Marty Stuart's Bluegrass Finds Greener Pastures


This appeared in the Washington Post - January 25, 2006

Marty Stuart has been on a roll lately and we have country radio, at least indirectly, to thank for it. Relegated to the ranks of "heritage" acts that are no longer prized on the commercial country airwaves, Stuart has seized upon his marginalization as an opportunity to pursue his muse.

In the past 12 months, Stuart has launched a custom record label to issue overlooked Southern gospel and roots music, and, with his Fabulous Superlatives, a blazing band that actually lives up to its name, has released three terrific albums.

Involuntarily retired from the radio, Marty Stuart remains ardently prolific. The first, Souls' Chapel, was a de facto tribute to the Staple Singers and the other sanctified shouters whom Stuart heard while growing up in rural Mississippi. The second, a bracing collection of ballads from late last year called Badlands, pays tribute to the Lakota Sioux who were massacred at Wounded Knee. The third and latest, Live at the Ryman, is an exuberant bluegrass set recorded at the mother church of country music, the stage that Stuart first played as a 13-year-old member of Lester Flatt's band, the Nashville Grass.
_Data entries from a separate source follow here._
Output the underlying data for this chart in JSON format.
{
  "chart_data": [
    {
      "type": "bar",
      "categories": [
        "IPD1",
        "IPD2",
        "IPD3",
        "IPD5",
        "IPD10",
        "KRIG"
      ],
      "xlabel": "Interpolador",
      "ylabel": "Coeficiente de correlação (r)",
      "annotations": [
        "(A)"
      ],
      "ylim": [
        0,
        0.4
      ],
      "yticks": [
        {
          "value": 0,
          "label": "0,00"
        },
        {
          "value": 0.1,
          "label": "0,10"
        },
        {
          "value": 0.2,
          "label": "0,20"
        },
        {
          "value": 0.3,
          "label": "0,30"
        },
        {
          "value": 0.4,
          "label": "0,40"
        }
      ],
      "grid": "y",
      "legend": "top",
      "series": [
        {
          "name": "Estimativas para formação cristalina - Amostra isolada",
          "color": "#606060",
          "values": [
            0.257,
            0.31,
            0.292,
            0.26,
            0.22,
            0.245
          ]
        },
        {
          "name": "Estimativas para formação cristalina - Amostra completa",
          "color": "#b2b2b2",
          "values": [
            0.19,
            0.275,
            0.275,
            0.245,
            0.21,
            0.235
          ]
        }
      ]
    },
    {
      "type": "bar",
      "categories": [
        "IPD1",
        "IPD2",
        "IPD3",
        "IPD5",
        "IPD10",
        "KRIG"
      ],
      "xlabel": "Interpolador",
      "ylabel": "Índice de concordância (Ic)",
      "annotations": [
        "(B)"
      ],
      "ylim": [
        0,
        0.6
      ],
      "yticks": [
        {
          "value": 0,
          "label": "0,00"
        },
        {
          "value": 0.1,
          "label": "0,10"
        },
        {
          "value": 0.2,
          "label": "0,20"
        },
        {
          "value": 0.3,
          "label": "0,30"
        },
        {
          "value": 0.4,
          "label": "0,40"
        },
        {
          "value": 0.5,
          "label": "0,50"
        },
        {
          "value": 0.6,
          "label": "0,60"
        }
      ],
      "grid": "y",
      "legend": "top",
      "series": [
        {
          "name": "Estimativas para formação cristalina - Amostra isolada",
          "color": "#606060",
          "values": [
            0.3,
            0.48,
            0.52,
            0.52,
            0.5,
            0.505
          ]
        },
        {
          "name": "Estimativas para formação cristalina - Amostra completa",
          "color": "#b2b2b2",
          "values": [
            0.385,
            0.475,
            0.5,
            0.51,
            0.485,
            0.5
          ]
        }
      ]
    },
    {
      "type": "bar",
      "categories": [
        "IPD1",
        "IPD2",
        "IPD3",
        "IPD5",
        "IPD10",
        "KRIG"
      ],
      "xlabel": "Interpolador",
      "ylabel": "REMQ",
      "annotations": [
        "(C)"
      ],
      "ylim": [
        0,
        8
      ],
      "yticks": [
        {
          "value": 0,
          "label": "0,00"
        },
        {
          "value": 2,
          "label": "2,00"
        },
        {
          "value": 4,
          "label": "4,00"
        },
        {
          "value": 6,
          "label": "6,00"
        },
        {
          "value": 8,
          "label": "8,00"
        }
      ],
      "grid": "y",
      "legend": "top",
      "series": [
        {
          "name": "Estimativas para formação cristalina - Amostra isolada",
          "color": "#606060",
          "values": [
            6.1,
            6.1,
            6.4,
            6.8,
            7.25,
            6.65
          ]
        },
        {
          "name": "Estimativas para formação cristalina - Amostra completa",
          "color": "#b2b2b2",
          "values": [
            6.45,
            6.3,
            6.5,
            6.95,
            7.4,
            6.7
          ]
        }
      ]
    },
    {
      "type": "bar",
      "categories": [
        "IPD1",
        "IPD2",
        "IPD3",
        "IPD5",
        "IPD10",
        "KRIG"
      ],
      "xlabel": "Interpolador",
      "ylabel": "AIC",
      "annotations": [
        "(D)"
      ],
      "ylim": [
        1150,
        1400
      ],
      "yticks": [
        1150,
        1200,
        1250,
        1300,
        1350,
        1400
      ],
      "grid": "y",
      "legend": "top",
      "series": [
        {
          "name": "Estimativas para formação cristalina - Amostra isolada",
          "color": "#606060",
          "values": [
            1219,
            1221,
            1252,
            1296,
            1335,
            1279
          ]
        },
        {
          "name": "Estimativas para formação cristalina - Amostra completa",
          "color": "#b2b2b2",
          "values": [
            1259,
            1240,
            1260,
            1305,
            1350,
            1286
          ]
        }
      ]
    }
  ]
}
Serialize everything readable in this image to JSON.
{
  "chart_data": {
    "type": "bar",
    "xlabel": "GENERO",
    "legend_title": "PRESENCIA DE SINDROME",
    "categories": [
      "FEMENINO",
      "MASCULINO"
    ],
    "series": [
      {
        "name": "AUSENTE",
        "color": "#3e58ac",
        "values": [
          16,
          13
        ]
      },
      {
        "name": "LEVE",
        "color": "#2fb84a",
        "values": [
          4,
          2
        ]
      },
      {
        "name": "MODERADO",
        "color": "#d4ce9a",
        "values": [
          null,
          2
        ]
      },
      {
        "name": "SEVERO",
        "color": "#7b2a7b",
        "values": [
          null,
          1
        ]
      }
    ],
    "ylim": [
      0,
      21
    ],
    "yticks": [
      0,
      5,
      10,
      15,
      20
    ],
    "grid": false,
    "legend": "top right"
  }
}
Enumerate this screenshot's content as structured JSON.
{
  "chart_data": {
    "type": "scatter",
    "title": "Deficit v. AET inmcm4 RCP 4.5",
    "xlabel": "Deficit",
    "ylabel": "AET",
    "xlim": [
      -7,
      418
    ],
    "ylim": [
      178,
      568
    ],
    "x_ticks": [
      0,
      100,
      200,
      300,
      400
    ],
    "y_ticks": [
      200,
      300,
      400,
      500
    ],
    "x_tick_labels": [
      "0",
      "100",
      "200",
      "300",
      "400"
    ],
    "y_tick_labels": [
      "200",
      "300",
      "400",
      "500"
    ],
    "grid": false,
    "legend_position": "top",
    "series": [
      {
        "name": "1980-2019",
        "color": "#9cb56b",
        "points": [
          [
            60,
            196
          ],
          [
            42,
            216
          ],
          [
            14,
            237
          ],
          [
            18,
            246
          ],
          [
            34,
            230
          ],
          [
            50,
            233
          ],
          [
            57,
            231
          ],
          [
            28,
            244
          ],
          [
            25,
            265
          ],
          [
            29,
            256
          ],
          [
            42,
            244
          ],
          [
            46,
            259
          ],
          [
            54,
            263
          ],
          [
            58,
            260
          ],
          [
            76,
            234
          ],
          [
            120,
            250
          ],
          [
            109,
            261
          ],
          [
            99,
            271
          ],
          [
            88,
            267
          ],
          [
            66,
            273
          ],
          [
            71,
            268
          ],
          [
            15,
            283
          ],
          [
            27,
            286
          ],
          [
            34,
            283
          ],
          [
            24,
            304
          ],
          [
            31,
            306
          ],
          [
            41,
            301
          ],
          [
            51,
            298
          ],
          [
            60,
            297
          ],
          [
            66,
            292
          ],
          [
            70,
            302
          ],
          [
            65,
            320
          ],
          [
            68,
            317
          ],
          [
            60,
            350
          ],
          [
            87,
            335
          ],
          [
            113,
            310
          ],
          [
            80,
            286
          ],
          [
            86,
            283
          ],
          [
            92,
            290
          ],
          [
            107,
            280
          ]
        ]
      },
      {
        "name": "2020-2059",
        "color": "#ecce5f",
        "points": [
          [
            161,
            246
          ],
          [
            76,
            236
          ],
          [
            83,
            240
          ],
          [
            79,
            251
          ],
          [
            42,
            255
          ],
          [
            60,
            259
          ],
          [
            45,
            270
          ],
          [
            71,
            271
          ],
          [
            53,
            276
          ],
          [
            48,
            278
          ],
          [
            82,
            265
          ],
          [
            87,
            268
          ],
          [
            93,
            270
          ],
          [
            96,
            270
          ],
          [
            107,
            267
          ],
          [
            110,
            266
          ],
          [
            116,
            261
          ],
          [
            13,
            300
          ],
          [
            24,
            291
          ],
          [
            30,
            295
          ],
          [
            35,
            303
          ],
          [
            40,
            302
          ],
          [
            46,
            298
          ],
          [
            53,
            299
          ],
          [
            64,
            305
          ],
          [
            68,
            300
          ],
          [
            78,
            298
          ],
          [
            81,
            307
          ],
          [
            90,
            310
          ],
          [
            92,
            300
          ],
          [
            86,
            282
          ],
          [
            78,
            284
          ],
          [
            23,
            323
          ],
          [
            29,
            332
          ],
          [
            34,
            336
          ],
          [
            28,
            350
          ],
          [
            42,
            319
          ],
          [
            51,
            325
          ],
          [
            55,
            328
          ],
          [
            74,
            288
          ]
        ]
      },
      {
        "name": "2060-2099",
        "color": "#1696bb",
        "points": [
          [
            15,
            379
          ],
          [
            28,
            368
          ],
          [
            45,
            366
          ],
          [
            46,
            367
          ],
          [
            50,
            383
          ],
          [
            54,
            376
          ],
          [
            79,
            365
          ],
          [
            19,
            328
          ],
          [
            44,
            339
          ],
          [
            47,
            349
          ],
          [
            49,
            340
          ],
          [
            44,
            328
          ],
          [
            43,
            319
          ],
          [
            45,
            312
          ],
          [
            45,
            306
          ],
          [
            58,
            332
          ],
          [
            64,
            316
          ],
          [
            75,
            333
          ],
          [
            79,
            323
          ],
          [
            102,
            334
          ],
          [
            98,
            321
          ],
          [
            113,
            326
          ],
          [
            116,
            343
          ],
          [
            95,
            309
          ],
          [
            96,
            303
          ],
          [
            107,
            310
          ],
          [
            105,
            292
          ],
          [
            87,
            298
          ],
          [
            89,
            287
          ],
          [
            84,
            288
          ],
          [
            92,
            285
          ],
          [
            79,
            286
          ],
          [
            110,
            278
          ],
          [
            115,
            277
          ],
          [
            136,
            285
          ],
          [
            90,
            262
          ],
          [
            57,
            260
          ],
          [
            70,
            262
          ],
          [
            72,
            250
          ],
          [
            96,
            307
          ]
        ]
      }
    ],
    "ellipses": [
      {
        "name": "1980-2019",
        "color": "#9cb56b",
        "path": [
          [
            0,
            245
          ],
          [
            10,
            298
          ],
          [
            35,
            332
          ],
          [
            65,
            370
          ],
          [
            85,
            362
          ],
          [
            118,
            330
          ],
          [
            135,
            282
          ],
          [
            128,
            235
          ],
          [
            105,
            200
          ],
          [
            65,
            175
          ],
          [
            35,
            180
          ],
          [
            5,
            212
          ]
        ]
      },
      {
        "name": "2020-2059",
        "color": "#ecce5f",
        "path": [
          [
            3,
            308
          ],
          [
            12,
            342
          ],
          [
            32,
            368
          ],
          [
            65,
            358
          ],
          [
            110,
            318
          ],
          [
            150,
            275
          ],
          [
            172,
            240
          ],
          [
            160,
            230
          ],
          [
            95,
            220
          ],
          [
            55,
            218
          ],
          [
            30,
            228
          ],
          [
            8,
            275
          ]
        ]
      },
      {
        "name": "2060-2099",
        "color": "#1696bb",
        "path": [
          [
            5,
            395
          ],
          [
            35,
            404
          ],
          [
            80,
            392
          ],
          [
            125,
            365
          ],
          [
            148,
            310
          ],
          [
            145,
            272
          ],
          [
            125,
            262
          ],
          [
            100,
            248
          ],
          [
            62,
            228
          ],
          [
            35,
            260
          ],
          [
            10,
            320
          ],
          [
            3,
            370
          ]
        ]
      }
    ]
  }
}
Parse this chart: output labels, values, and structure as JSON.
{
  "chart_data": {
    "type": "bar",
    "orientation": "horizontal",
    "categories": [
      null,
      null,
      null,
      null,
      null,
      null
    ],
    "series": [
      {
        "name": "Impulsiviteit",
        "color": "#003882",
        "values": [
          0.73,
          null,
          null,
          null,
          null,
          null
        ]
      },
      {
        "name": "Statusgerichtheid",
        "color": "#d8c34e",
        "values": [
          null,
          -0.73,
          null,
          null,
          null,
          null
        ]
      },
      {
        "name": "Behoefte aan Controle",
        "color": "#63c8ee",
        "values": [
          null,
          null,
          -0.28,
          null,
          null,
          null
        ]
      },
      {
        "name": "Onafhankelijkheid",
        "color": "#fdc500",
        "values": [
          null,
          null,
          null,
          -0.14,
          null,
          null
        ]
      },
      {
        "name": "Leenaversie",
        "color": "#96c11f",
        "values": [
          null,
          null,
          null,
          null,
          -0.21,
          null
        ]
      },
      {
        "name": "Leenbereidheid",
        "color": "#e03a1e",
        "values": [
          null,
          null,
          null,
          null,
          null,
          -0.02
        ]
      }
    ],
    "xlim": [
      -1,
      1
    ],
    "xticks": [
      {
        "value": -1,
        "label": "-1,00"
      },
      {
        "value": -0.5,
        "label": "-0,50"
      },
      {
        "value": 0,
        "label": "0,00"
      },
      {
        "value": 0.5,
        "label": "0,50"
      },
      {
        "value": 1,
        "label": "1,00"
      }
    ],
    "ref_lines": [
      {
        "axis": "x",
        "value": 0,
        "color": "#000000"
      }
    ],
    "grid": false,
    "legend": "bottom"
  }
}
Taken together, these three records testify to Stuart's emergence, over the past decade or so, as a country music renaissance man after the heart of his onetime father-in-law, the late Johnny Cash.

The 15 tracks on Live at the Ryman began as a bootleg recording made by Stuart's sound engineer of a bluegrass night the singer hosted in Nashville. Largely unrehearsed, Stuart and his Superlatives -- plus fiddler Stuart Duncan, banjo player Charlie Cushman and legendary dobroist "Uncle" Josh Graves (of Flatt & Scruggs fame) -- roar through a repertoire consisting mainly of old bluegrass and string band numbers, some famous, others familiar only to aficionados.

High points and high jinks abound, notably the unhinged and all-but-reinvented version of "Orange Blossom Special" that opens the show and Josh Graves's nimble slide guitar work on the old Grayson & Whittier showpiece "Train 45." From the banjo breakdown "Shuckin' the Corn" to Graves's wry, bluesy "Sure Wanna Keep My Wine" to Stuart's juking neobilly manifesto "Hillbilly Rock," spirits run high throughout. Indeed, apart from the three-part blue-and-lonesome moaning of "Homesick," the evening's moment of tragic relief, this installment of the Marty Party proved to be one rampaging good time.

Most telling as it relates to where Stuart's head and heart are at these days, though, is the chorus that he adds to the Jimmie Rodgers standby "No Hard Times." "I got hard times waitin' for me in Nashville town," Stuart begins. "They say, 'We don't want no hillbillies hangin' around.' " Coming from any another castoff from the country charts, such a profession might sound like a lament -- or, worse, might smack of resignation. Yet judging by how ardently prolific Stuart has been since his involuntary retirement from commercial radio, he definitely hears what "they" have to say as a challenge. Indeed, as a source of inspiration.